Lukaschenko bei Putin

Weißrussland: Opposition gibt Kampf vorerst auf

Kreml-Chef Wladimir Putin stärkt dem weißrussischen Prügel- und Folterpräsidenten Alexander Lukaschenko weiter den Rücken und empfing ihn in seiner Residenz in der Schwarzmeerstadt Sotschi. Unterdessen hat die weißrussische Opposition nach monatelangen Protesten vorerst so gut wie aufgegeben.

Während die EU Lukaschenko nach der offensichtlich geschobenen Wahl im vergangenen Sommer nicht mehr als rechtmäßigen Präsidenten Weißrusslands anerkennt, hat Putin seinem „Freund“ in Minsk aus politischem Kalkül stets die Stange gehalten. Auch als dieser über Monate mit massiver Polizeigewalt gegen die Massenproteste der Opposition vorgegangen ist und Zehntausende verhaften und in Foltergefängnissen hat verschwinden lassen.

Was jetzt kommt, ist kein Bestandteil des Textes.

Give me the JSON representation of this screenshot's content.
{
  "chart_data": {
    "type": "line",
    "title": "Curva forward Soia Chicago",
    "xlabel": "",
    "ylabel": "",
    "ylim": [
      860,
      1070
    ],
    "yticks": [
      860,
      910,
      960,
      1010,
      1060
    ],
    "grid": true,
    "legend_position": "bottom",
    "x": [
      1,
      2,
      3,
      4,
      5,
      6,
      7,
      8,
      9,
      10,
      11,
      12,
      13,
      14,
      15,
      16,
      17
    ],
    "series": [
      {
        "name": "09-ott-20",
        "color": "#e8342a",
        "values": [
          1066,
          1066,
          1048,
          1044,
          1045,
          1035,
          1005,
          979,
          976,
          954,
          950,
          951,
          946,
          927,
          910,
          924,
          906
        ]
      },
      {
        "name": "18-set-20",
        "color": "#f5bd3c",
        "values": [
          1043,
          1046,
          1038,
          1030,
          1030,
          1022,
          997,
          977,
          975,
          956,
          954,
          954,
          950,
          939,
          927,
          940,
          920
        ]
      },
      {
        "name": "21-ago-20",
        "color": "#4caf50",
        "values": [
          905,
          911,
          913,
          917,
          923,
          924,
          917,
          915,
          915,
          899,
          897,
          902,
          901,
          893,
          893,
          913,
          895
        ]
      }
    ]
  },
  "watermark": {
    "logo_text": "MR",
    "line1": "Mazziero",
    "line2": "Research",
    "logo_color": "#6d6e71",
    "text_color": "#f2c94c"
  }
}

Bei den jüngsten Protesten in Russland gegen die Verurteilung des Kreml-Kritikers Alexej Nawalnij hat ja auch Putin auf den rücksichtslosen Einsatz der Sicherheitskräfte gesetzt.

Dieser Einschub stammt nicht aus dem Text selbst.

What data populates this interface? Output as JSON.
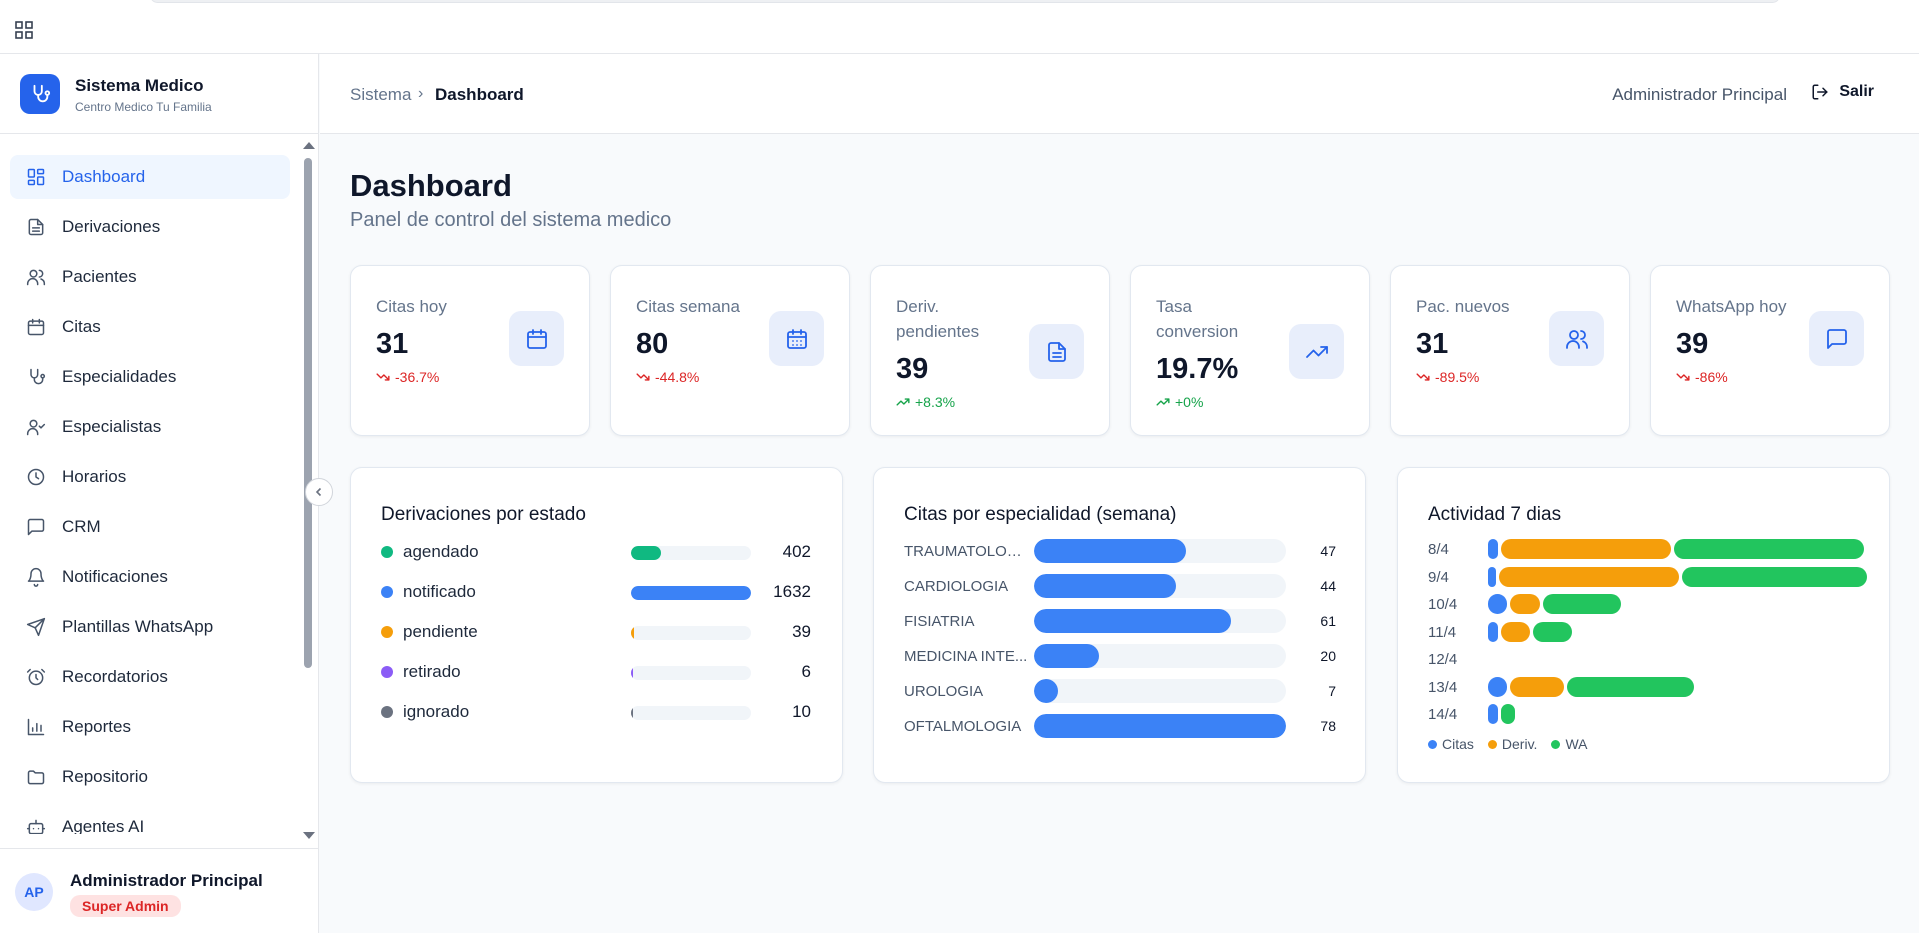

Jetzt empfing Putin Lukaschenko in Sotschi. Es ging wohl in erster Linie um Geld, ist Weißrussland doch wirtschaftlich und bei der Energieversorgung von Russland abhängig. Lukaschenko hat erst kürzlich klargemacht, dass er nicht daran denkt, die Macht so bald abzugeben.

Die in die EU geflüchtete Oppositionsführerin Swetlana Tichanowskaja räumt inzwischen in einem Interview für die Schweizer Zeitung „Le Temps“ ein, dass sie zumindest vorerst gescheitert sei: „Ja, es sieht im Moment so aus, als hätten wir den Kampf um die Straße verloren.